Each addition followed the same pattern: open models on Hugging Face, production endpoints on the Inference Utilit. Diego's contribution was making that pattern repeatable—connecting the right hardware, the right regions, and the right serving configuration so each new sovereign model could land without starting from scratch.
Nicolas, Malte, and Diego wrote up the full architecture in a post on the AWS Partner Network blog. Take a look there for more of the technical details.

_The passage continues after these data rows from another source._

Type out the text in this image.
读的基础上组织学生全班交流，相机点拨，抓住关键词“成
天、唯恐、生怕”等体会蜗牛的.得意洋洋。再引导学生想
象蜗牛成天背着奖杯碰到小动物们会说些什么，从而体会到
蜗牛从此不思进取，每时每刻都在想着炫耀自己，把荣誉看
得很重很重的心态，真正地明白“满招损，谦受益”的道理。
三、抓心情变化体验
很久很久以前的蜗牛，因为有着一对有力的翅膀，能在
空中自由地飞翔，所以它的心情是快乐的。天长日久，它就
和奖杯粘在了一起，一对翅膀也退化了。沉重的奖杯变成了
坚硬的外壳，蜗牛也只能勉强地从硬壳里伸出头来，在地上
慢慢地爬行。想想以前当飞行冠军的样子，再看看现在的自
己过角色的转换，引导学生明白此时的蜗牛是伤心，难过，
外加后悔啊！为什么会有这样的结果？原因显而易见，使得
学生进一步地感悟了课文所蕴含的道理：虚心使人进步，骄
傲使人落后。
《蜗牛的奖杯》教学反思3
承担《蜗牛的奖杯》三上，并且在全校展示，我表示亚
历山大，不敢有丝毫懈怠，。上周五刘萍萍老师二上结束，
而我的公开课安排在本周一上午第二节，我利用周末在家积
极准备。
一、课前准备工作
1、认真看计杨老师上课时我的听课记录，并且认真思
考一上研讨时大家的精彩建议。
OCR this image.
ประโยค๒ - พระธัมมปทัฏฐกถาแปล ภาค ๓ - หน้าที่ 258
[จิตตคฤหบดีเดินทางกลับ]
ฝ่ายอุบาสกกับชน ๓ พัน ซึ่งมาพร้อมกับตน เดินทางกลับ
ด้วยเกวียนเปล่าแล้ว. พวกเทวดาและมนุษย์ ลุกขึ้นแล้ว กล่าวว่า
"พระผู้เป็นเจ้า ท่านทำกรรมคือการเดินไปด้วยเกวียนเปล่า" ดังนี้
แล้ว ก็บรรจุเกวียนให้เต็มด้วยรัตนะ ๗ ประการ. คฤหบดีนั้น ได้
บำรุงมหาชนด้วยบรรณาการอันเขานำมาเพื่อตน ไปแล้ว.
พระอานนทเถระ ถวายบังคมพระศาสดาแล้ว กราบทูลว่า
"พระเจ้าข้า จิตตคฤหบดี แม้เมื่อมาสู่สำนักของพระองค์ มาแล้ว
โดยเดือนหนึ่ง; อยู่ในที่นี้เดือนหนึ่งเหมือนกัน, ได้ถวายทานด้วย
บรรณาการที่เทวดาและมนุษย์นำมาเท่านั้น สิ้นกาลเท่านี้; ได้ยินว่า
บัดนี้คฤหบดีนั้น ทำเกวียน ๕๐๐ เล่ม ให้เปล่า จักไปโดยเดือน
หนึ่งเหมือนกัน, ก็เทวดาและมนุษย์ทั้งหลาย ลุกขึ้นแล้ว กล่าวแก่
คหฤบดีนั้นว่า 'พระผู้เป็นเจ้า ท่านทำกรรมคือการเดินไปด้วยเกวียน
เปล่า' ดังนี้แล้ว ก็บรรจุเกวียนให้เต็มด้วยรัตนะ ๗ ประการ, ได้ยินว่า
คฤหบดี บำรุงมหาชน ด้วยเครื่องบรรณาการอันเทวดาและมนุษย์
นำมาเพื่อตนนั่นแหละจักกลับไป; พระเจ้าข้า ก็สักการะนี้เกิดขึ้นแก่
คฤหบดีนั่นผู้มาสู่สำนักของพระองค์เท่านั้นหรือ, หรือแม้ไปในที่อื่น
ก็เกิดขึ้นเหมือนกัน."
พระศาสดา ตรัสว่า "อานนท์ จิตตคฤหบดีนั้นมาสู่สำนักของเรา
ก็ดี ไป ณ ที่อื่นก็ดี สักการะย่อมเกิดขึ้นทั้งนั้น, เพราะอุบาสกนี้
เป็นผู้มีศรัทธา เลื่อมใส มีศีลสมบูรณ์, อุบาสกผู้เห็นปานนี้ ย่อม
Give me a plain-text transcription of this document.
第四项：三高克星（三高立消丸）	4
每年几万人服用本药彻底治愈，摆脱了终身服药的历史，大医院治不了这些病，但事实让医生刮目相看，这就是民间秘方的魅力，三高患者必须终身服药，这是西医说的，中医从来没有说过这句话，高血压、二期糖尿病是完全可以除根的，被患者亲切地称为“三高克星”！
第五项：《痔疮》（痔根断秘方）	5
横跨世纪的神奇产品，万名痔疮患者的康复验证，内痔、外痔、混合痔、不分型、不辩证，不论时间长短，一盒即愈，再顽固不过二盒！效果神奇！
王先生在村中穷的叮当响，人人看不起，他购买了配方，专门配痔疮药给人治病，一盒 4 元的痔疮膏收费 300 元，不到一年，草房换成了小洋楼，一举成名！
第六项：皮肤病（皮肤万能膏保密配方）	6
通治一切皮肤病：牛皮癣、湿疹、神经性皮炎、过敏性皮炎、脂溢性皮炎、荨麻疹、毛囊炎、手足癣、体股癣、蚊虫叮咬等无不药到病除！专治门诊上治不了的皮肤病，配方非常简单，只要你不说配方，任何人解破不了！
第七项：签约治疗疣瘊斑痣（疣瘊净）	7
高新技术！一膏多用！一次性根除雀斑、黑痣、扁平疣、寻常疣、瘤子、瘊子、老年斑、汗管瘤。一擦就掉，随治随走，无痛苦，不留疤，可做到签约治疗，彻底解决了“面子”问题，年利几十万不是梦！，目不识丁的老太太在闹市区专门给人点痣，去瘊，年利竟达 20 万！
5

Sidebar: The 3×8-GPU Zurich Pods & Burn-Rate Model
Pod Layout
Each pod ran:
- 8×A100 GPUs
- A full 70B Apertus shard (with the 8B model on a paired replica)
- Local batching
- KV cache reuse
- Guardrails applied via LiteLLM
- A LiteLLM router with custom rate-limiting logic
Throughput Benchmark
We targeted concurrency by comparing against the Llama-3 launch:
- Meta reached ~5,000 concurrent users at peak
- Our realistic target was ~2,500 concurrent users
- This determined both the pod count and the credit request
Burn-Rate Components
- Idle-to-peak behavior: public traffic is lumpy; autoscaling suppression reduced wastage
- Batching: maintained ~70–80% GPU utilization without queue buildup
- Request composition: moderate lengths kept steady throughput
- Safety overhead: Bedrock guardrails added ~5–8% latency
Outcome
The credits lasted far longer than the initial projections. Batch efficiency, hybrid Intel routing, and careful traffic shaping all contributed. More importantly, the model gave us a real empirical grounding for the cost curve of public inference—something policy documents talk about abstractly, but engineers deal with directly.